(i) To prove the identity \((\sin \theta + \cos \theta)(1 - \sin \theta \cos \theta) \equiv \sin^3 \theta + \cos^3 \theta\):

Expand the left-hand side (LHS):

\(\sin \theta + \cos \theta - \sin^2 \theta \cos \theta - \sin \theta \cos^2 \theta\)

Rearrange terms:

\(= \sin \theta (1 - \cos^2 \theta) + \cos \theta (1 - \sin^2 \theta)\)

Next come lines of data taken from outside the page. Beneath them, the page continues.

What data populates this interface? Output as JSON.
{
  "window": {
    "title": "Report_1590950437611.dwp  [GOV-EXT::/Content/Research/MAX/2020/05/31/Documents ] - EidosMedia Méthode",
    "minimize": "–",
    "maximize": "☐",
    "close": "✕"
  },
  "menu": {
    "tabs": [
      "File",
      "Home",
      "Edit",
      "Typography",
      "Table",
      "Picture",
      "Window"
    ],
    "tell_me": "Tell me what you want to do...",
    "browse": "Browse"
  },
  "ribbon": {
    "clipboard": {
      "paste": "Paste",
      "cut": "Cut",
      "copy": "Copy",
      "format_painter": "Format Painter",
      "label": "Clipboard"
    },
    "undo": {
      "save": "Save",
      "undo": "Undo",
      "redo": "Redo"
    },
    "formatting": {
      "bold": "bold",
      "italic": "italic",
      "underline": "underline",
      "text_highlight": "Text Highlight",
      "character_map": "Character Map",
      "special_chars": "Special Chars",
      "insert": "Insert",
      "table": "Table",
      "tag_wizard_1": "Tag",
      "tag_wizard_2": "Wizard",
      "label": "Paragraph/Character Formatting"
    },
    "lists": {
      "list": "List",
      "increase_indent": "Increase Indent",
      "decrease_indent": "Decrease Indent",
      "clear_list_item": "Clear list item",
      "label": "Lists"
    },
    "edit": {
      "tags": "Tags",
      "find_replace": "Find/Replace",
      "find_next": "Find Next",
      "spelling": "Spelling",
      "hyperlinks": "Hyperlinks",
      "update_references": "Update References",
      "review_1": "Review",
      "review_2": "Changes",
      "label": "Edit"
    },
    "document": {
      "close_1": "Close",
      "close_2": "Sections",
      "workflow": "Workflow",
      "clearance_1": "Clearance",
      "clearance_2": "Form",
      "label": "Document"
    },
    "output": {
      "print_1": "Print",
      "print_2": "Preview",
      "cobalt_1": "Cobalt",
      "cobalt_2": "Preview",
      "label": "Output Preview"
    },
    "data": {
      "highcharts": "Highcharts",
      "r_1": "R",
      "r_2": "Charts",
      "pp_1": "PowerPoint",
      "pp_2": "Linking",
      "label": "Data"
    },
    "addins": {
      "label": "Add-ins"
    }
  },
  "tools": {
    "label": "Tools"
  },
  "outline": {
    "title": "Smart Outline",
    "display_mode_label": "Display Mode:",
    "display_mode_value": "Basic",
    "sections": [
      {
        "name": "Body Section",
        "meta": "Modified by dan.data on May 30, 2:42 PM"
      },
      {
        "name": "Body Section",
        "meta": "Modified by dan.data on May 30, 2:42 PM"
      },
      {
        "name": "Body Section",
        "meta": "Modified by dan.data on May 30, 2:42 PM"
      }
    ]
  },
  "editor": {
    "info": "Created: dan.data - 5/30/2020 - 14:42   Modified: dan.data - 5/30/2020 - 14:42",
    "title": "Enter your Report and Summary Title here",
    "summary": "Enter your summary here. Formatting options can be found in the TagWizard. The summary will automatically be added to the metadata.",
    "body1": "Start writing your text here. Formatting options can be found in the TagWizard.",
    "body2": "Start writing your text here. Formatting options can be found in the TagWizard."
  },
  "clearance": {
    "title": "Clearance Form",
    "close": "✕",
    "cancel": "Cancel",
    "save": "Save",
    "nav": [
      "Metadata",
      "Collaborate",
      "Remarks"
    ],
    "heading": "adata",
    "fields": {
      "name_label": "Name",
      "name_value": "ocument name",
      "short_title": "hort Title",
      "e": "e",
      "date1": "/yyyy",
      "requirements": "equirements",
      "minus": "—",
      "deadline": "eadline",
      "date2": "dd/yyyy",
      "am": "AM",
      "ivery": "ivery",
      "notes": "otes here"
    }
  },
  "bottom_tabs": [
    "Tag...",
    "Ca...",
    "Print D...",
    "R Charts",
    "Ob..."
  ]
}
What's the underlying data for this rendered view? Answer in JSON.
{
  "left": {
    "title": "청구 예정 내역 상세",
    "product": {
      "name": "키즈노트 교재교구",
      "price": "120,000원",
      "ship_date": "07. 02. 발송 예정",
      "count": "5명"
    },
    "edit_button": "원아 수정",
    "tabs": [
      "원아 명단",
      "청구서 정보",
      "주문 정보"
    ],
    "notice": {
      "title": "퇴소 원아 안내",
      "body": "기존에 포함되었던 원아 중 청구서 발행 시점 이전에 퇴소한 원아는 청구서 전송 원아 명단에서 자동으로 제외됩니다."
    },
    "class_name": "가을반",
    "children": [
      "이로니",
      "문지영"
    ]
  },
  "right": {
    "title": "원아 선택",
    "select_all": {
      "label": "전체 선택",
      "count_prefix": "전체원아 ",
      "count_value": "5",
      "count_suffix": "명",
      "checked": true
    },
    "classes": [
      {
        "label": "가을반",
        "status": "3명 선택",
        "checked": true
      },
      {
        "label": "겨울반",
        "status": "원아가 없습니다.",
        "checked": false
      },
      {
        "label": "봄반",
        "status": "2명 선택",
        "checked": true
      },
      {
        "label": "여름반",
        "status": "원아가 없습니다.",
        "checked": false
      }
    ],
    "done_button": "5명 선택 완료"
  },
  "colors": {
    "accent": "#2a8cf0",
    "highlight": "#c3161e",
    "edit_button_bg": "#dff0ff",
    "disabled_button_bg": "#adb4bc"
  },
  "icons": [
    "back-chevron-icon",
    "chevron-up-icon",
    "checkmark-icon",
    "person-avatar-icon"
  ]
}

Using \(\sin^2 \theta + \cos^2 \theta = 1\), this simplifies to:

\(= \sin^3 \theta + \cos^3 \theta\)

Thus, the identity is proven.

(ii) Solve \((\sin \theta + \cos \theta)(1 - \sin \theta \cos \theta) = 3 \cos^3 \theta\):

From part (i), \(\sin^3 \theta + \cos^3 \theta = 3 \cos^3 \theta\)

Rearrange to get:

\(\sin^3 \theta = 2 \cos^3 \theta\)

Divide both sides by \(\cos^3 \theta\):

\(\tan^3 \theta = 2\)

Taking the cube root gives:

\(\tan \theta = \sqrt[3]{2}\)

Calculate \(\theta\) using \(\tan^{-1}(\sqrt[3]{2})\):

\(\theta = 51.6^\circ\) or \(231.6^\circ\) (considering the periodicity of tangent).